Une option évidente serait de renforcer les capacités de réparation et de maintenance. Actuellement, une vulnérabilité importante découle de la dépendance excessive à l’égard des navires de réparation chinois. La robustesse de l’industrie maritime chinoise et les investissements soutenus par l’État dans les télécommunications mondiales ont contribué à positionner la nation asiatique comme un acteur majeur dans le domaine des navires de réparation de câbles.
La protection des câbles sous-marins ne devrait pas, à mon avis, être considérée comme la responsabilité d’une seule nation, mais comme une priorité collective pour tous les pays qui dépendent de ces infrastructures. À ce titre, des cadres et accords internationaux pourraient faciliter le partage d’informations, normaliser les protocoles de sécurité et établir des mécanismes de réaction rapide en cas de rupture de câble.
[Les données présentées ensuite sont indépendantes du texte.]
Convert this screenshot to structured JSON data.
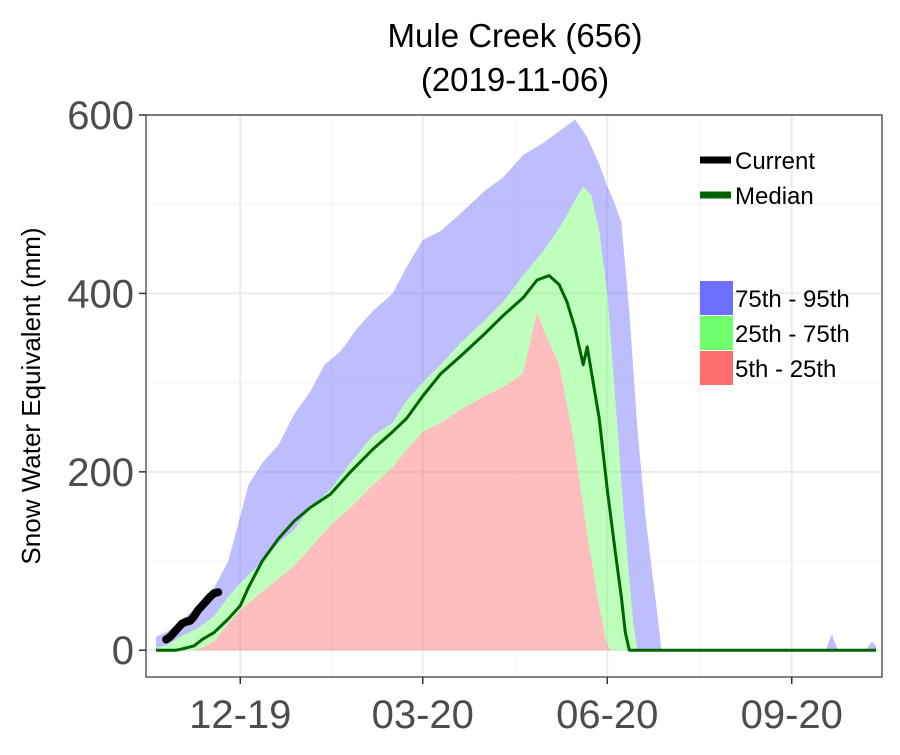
{
  "chart_data": {
    "type": "area",
    "title": "Mule Creek (656)",
    "subtitle": "(2019-11-06)",
    "ylabel": "Snow Water Equivalent (mm)",
    "xlabel": "",
    "xlim": [
      "2019-10-15",
      "2020-10-16"
    ],
    "ylim": [
      -30,
      600
    ],
    "y_ticks": [
      0,
      200,
      400,
      600
    ],
    "x_ticks": [
      {
        "date": "2019-12-01",
        "label": "12-19"
      },
      {
        "date": "2020-03-01",
        "label": "03-20"
      },
      {
        "date": "2020-06-01",
        "label": "06-20"
      },
      {
        "date": "2020-09-01",
        "label": "09-20"
      }
    ],
    "grid": true,
    "legend_position": "right",
    "legend_lines": [
      {
        "name": "Current",
        "color": "#000000"
      },
      {
        "name": "Median",
        "color": "#006400"
      }
    ],
    "legend_bands": [
      {
        "name": "75th - 95th",
        "color": "#6e6eff"
      },
      {
        "name": "25th - 75th",
        "color": "#6eff6e"
      },
      {
        "name": "5th - 25th",
        "color": "#ff6e6e"
      }
    ],
    "series": [
      {
        "name": "95th",
        "points": [
          [
            "2019-10-20",
            15
          ],
          [
            "2019-10-25",
            20
          ],
          [
            "2019-11-01",
            32
          ],
          [
            "2019-11-10",
            50
          ],
          [
            "2019-11-18",
            70
          ],
          [
            "2019-11-25",
            100
          ],
          [
            "2019-12-01",
            150
          ],
          [
            "2019-12-05",
            185
          ],
          [
            "2019-12-12",
            210
          ],
          [
            "2019-12-20",
            230
          ],
          [
            "2019-12-28",
            265
          ],
          [
            "2020-01-05",
            290
          ],
          [
            "2020-01-12",
            320
          ],
          [
            "2020-01-20",
            335
          ],
          [
            "2020-01-28",
            360
          ],
          [
            "2020-02-05",
            380
          ],
          [
            "2020-02-15",
            400
          ],
          [
            "2020-02-22",
            430
          ],
          [
            "2020-03-01",
            460
          ],
          [
            "2020-03-10",
            470
          ],
          [
            "2020-03-20",
            490
          ],
          [
            "2020-04-01",
            515
          ],
          [
            "2020-04-10",
            530
          ],
          [
            "2020-04-20",
            555
          ],
          [
            "2020-05-01",
            570
          ],
          [
            "2020-05-10",
            585
          ],
          [
            "2020-05-16",
            595
          ],
          [
            "2020-05-22",
            575
          ],
          [
            "2020-05-28",
            545
          ],
          [
            "2020-06-01",
            520
          ],
          [
            "2020-06-04",
            505
          ],
          [
            "2020-06-08",
            480
          ],
          [
            "2020-06-12",
            380
          ],
          [
            "2020-06-16",
            250
          ],
          [
            "2020-06-20",
            150
          ],
          [
            "2020-06-26",
            40
          ],
          [
            "2020-06-28",
            0
          ],
          [
            "2020-09-18",
            0
          ],
          [
            "2020-09-21",
            18
          ],
          [
            "2020-09-24",
            0
          ],
          [
            "2020-10-08",
            0
          ],
          [
            "2020-10-11",
            10
          ],
          [
            "2020-10-13",
            5
          ]
        ]
      },
      {
        "name": "75th",
        "points": [
          [
            "2019-10-20",
            3
          ],
          [
            "2019-10-25",
            5
          ],
          [
            "2019-11-01",
            15
          ],
          [
            "2019-11-10",
            25
          ],
          [
            "2019-11-18",
            38
          ],
          [
            "2019-11-25",
            60
          ],
          [
            "2019-12-01",
            75
          ],
          [
            "2019-12-10",
            95
          ],
          [
            "2019-12-20",
            120
          ],
          [
            "2019-12-28",
            135
          ],
          [
            "2020-01-05",
            160
          ],
          [
            "2020-01-15",
            180
          ],
          [
            "2020-01-25",
            210
          ],
          [
            "2020-02-05",
            240
          ],
          [
            "2020-02-15",
            255
          ],
          [
            "2020-02-22",
            280
          ],
          [
            "2020-03-01",
            300
          ],
          [
            "2020-03-10",
            320
          ],
          [
            "2020-03-20",
            345
          ],
          [
            "2020-04-01",
            370
          ],
          [
            "2020-04-10",
            390
          ],
          [
            "2020-04-20",
            420
          ],
          [
            "2020-05-01",
            450
          ],
          [
            "2020-05-10",
            480
          ],
          [
            "2020-05-16",
            505
          ],
          [
            "2020-05-20",
            520
          ],
          [
            "2020-05-24",
            510
          ],
          [
            "2020-05-28",
            470
          ],
          [
            "2020-06-01",
            400
          ],
          [
            "2020-06-05",
            280
          ],
          [
            "2020-06-09",
            160
          ],
          [
            "2020-06-12",
            80
          ],
          [
            "2020-06-14",
            30
          ],
          [
            "2020-06-16",
            0
          ],
          [
            "2020-10-13",
            0
          ]
        ]
      },
      {
        "name": "25th",
        "points": [
          [
            "2019-10-20",
            0
          ],
          [
            "2019-11-08",
            0
          ],
          [
            "2019-11-12",
            3
          ],
          [
            "2019-11-18",
            10
          ],
          [
            "2019-11-25",
            30
          ],
          [
            "2019-12-01",
            45
          ],
          [
            "2019-12-10",
            62
          ],
          [
            "2019-12-20",
            80
          ],
          [
            "2019-12-28",
            95
          ],
          [
            "2020-01-05",
            115
          ],
          [
            "2020-01-15",
            140
          ],
          [
            "2020-01-25",
            160
          ],
          [
            "2020-02-05",
            185
          ],
          [
            "2020-02-15",
            205
          ],
          [
            "2020-02-22",
            225
          ],
          [
            "2020-03-01",
            245
          ],
          [
            "2020-03-10",
            255
          ],
          [
            "2020-03-20",
            270
          ],
          [
            "2020-04-01",
            285
          ],
          [
            "2020-04-10",
            295
          ],
          [
            "2020-04-20",
            310
          ],
          [
            "2020-04-27",
            380
          ],
          [
            "2020-05-01",
            355
          ],
          [
            "2020-05-08",
            320
          ],
          [
            "2020-05-15",
            240
          ],
          [
            "2020-05-22",
            130
          ],
          [
            "2020-05-28",
            50
          ],
          [
            "2020-06-01",
            5
          ],
          [
            "2020-06-03",
            0
          ],
          [
            "2020-10-13",
            0
          ]
        ]
      },
      {
        "name": "5th",
        "points": [
          [
            "2019-10-20",
            0
          ],
          [
            "2020-10-13",
            0
          ]
        ]
      },
      {
        "name": "Median",
        "points": [
          [
            "2019-10-20",
            0
          ],
          [
            "2019-10-30",
            0
          ],
          [
            "2019-11-03",
            2
          ],
          [
            "2019-11-08",
            5
          ],
          [
            "2019-11-12",
            12
          ],
          [
            "2019-11-18",
            20
          ],
          [
            "2019-11-25",
            35
          ],
          [
            "2019-12-01",
            50
          ],
          [
            "2019-12-05",
            70
          ],
          [
            "2019-12-12",
            100
          ],
          [
            "2019-12-20",
            125
          ],
          [
            "2019-12-28",
            145
          ],
          [
            "2020-01-05",
            160
          ],
          [
            "2020-01-15",
            175
          ],
          [
            "2020-01-25",
            200
          ],
          [
            "2020-02-05",
            225
          ],
          [
            "2020-02-15",
            245
          ],
          [
            "2020-02-22",
            260
          ],
          [
            "2020-03-01",
            285
          ],
          [
            "2020-03-10",
            310
          ],
          [
            "2020-03-20",
            330
          ],
          [
            "2020-04-01",
            355
          ],
          [
            "2020-04-10",
            375
          ],
          [
            "2020-04-20",
            395
          ],
          [
            "2020-04-27",
            415
          ],
          [
            "2020-05-03",
            420
          ],
          [
            "2020-05-08",
            410
          ],
          [
            "2020-05-12",
            390
          ],
          [
            "2020-05-16",
            360
          ],
          [
            "2020-05-20",
            320
          ],
          [
            "2020-05-22",
            340
          ],
          [
            "2020-05-25",
            300
          ],
          [
            "2020-05-28",
            260
          ],
          [
            "2020-06-01",
            180
          ],
          [
            "2020-06-05",
            110
          ],
          [
            "2020-06-08",
            60
          ],
          [
            "2020-06-10",
            20
          ],
          [
            "2020-06-12",
            0
          ],
          [
            "2020-10-13",
            0
          ]
        ]
      },
      {
        "name": "Current",
        "points": [
          [
            "2019-10-25",
            12
          ],
          [
            "2019-10-27",
            15
          ],
          [
            "2019-10-29",
            20
          ],
          [
            "2019-10-31",
            25
          ],
          [
            "2019-11-02",
            30
          ],
          [
            "2019-11-04",
            32
          ],
          [
            "2019-11-06",
            33
          ],
          [
            "2019-11-08",
            38
          ],
          [
            "2019-11-10",
            45
          ],
          [
            "2019-11-12",
            50
          ],
          [
            "2019-11-14",
            55
          ],
          [
            "2019-11-16",
            60
          ],
          [
            "2019-11-18",
            64
          ],
          [
            "2019-11-20",
            65
          ]
        ]
      }
    ]
  }
}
Mais de tels efforts internationaux iraient à contre-courant. Les incidents survenus à Taïwan, en mer Baltique et ailleurs surviennent alors que la concurrence entre les grandes puissances s’intensifie entre les États-Unis et la Chine.
En développant une technologie permettant de couper des câbles en eaux profondes, la Chine envoie peut-être un message d’intention. Parallèlement, l’approche « America First » de l’administration Trump marque un changement qui pourrait compliquer les efforts visant à favoriser des partenariats pour le bien commun.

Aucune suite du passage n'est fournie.